TORONTO (Reuters) – Manulife Financial and Sun Life Financial Inc on Wednesday reported increased core profits from a year ago, driven in part by business growth and improved earnings across all major business units.

But while Manulife beat analyst expectations for the quarter ended March 31, Sun Life missed estimates.

Payouts globally have risen due to claims related to the coronavirus pandemic, but strength in stock markets has helped soften some of that impact. Earnings of Canada‘s top two insurers were affected by steepening yield curves in North America.

While it tempered Sun Life’s results, the No. 2 insurer still saw reported profit more than double from a year ago as a result of favourable equity markets and interest rate changes.

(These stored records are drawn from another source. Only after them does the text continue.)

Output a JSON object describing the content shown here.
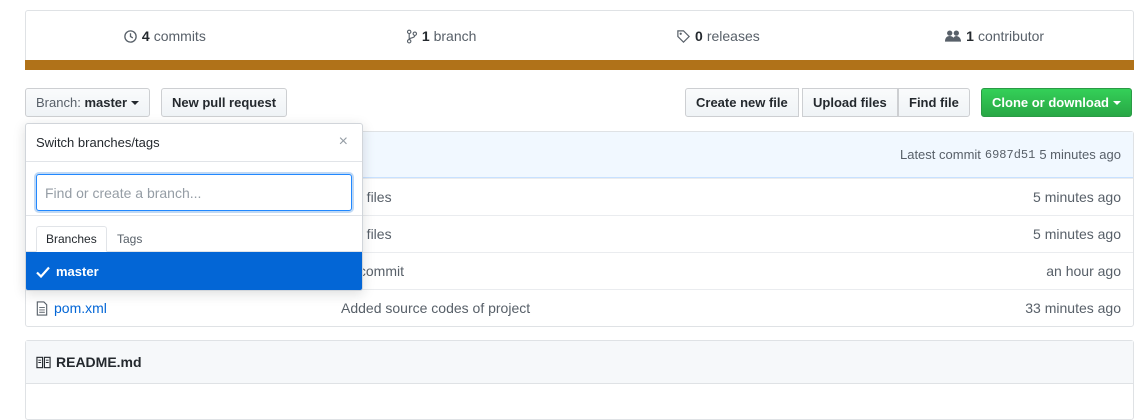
{
  "summary": {
    "commits": {
      "count": "4",
      "label": "commits",
      "icon": "history-icon"
    },
    "branches": {
      "count": "1",
      "label": "branch",
      "icon": "git-branch-icon"
    },
    "releases": {
      "count": "0",
      "label": "releases",
      "icon": "tag-icon"
    },
    "contributors": {
      "count": "1",
      "label": "contributor",
      "icon": "people-icon"
    },
    "language_color": "#b07219"
  },
  "toolbar": {
    "branch_prefix": "Branch:",
    "branch_name": "master",
    "new_pull_request": "New pull request",
    "create_new_file": "Create new file",
    "upload_files": "Upload files",
    "find_file": "Find file",
    "clone_or_download": "Clone or download"
  },
  "commit_bar": {
    "prefix": "Latest commit",
    "sha": "6987d51",
    "age": "5 minutes ago"
  },
  "files": [
    {
      "name": "",
      "message": "dify files",
      "age": "5 minutes ago"
    },
    {
      "name": "",
      "message": "dify files",
      "age": "5 minutes ago"
    },
    {
      "name": "",
      "message": "ial commit",
      "age": "an hour ago"
    },
    {
      "name": "pom.xml",
      "message": "Added source codes of project",
      "age": "33 minutes ago",
      "icon": "file-icon"
    }
  ],
  "readme": {
    "title": "README.md",
    "icon": "book-icon"
  },
  "branch_dropdown": {
    "title": "Switch branches/tags",
    "close": "×",
    "placeholder": "Find or create a branch...",
    "tabs": [
      "Branches",
      "Tags"
    ],
    "items": [
      {
        "name": "master",
        "selected": true
      }
    ]
  },
  "colors": {
    "accent": "#0366d6",
    "green": "#28a745",
    "commit_bar_bg": "#f1f8ff"
  }
}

Sun Life also took an after-tax restructuring charge of C$57 million related to changes it is making to its workspace, the company said.

Manulife reported core earnings of C$1.6 billion ($1.3 billion), or 82 Canadian cents a share, in the three months ended March 31, from C$1 billion, or 51 Canadian cents, a year earlier. Analysts had expected 77 Canadian cents.

Reported net income attributable to shareholders declined to C$783 million, or 38 Canadian cents, from C$1.3 billion, or 64 Canadian cents, a year earlier.

Sun Life reported underlying profit of C$850 million ($693 million), or 1.45 Canadian cents a share, in the three months ended March 31, from C$770 million, or C$1.31, a year earlier.

Analysts had expected C$870.8 million or C$1.46 a share.

Reported net income jumped to C$937 million, or C$1.59 a share, from C$391 million, or 67 Canadian cents, a year earlier.